The story goes that when King Jigme Singye Wangchuck was given the throne at age 16, his principal commitment was to preserve Bhutan’s unique culture and religious heritage, ahead of modernising its economy; thus, the Gross National Happiness manifesto was born. The GNH index monitors levels of economic self-reliance, environmental health, the preservation and promotion of culture, and good governance—together, making up the four pillars of human happiness, as inspired by Buddhist thought.

Bhutanese policies have not been without controversy, but what the Bhutanese lack in freedom—traditional dress codes and architecture are enforced by law, and smoking was banned outright in 2004—they make up in wellbeing. Literacy has increased from 10 per cent in 1986 to a present-day rate of 66 per cent; and as a last adherence to the four pillars, King Wangchuck voluntarily abdicated from the throne in 2006 in favour of democracy. “They resonate well, democracy and GNH. Both place responsibility on the individual. Happiness is an individual pursuit and democracy is the empowerment of the individual.”

New Zealand

Despite best intentions to keep Bhutan distinct from the rest of the world, it appears that the philosophy of placing happiness at the centre of policy decision has caught on in the western world. Commissioner on the Measurement of Economic Performance and Social Progress Joseph Stiglitz advised that economies shift emphasis from measuring economic production to measuring people’s wellbeing, noting that an increase in economic transactions does not give rise to increased happiness.

In New Zealand, the current Treasury has observed that GDP does not account for factors such as the gap between rich and poor, the amount of leisure time people have, or their quality of life. Treasury has suggested it will therefore shift the way it formulates its advice, signalling changes in the way we look at progress.

One thing which geographers in New Zealand are currently looking at is subjective measures of happiness, finding that people’s trust in others, their feelings of safety in their neighbourhoods, and the extent to which people are heard by government bodies can combine to increase wellbeing.

Further, recent research has shown that access to urban green spaces such as parks and town belts can add to quality of life. This is an important argument against the idea that economic productivity increases wellbeing: agglomeration may raise labour productivity, but as labour productivity increases, subjective wellbeing appears to decrease. New Zealand cities, with their relatively high amounts of green space per capita, appear well-equipped to promote happiness.
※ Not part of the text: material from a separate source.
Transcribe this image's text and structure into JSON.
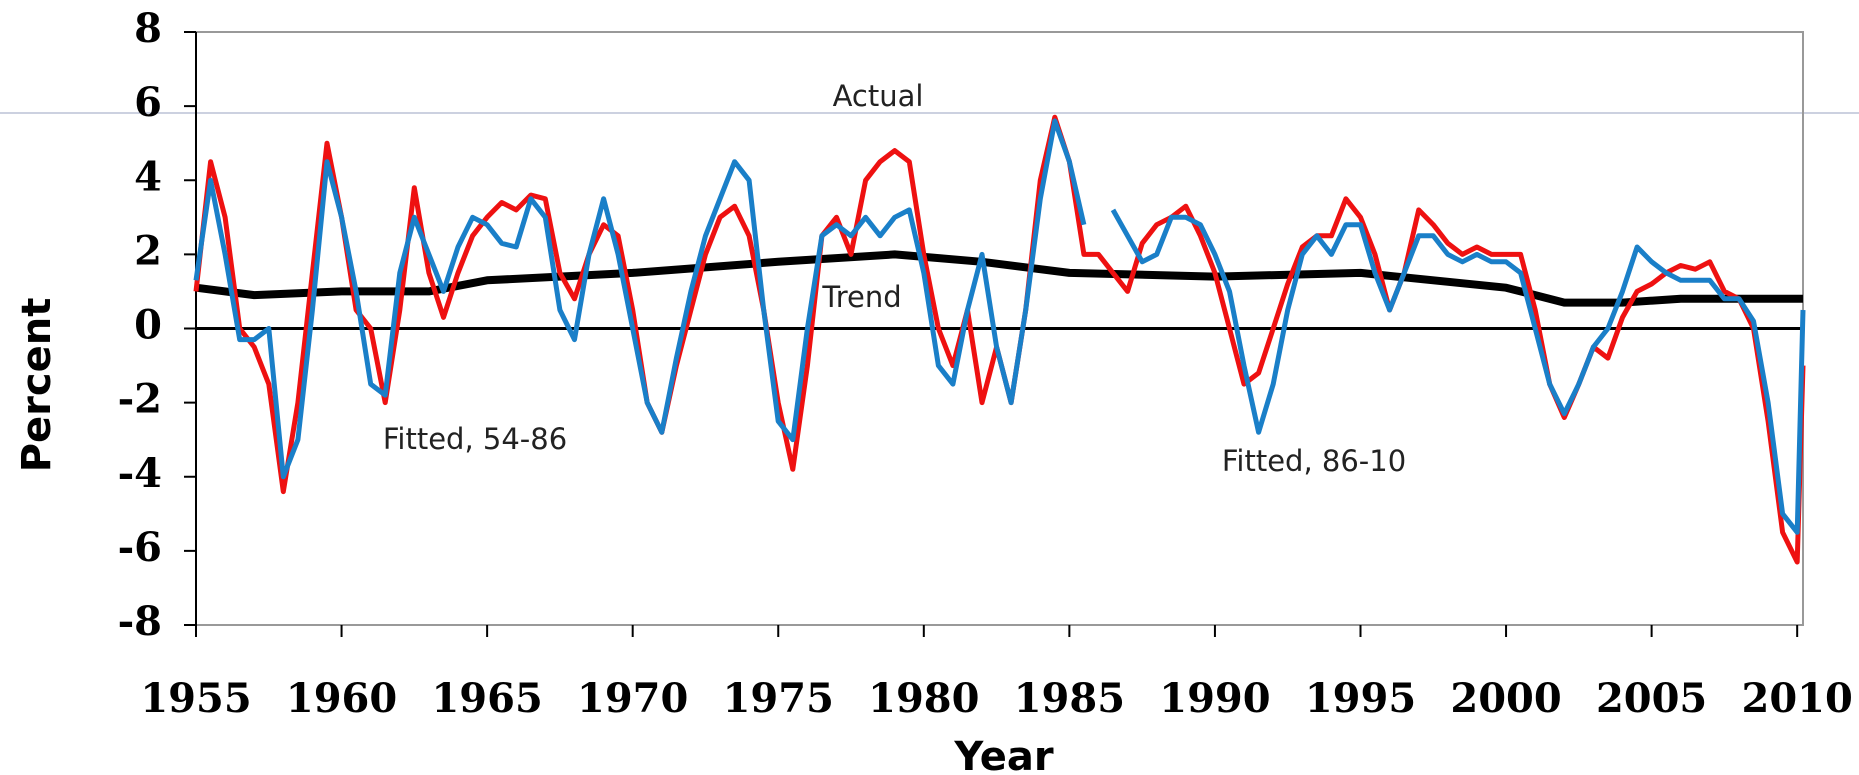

Call it simplistic, or far-fetched or idealistic, but it seems that we can indeed blame the government for our resultant happiness. The countries examined above are united in both their resolve to increase wellbeing, and in their actions to increase literacy levels and environmental awareness. Of course, the difference between ‘wellbeing’ and ‘happiness’ must be noted; indeed, Marks himself notes that quantifying true happiness is nearly impossible. To be in Costa Rica, Bhutan or New Zealand does not guarantee you happiness, yet as shown above, these places do give hope to the possibility.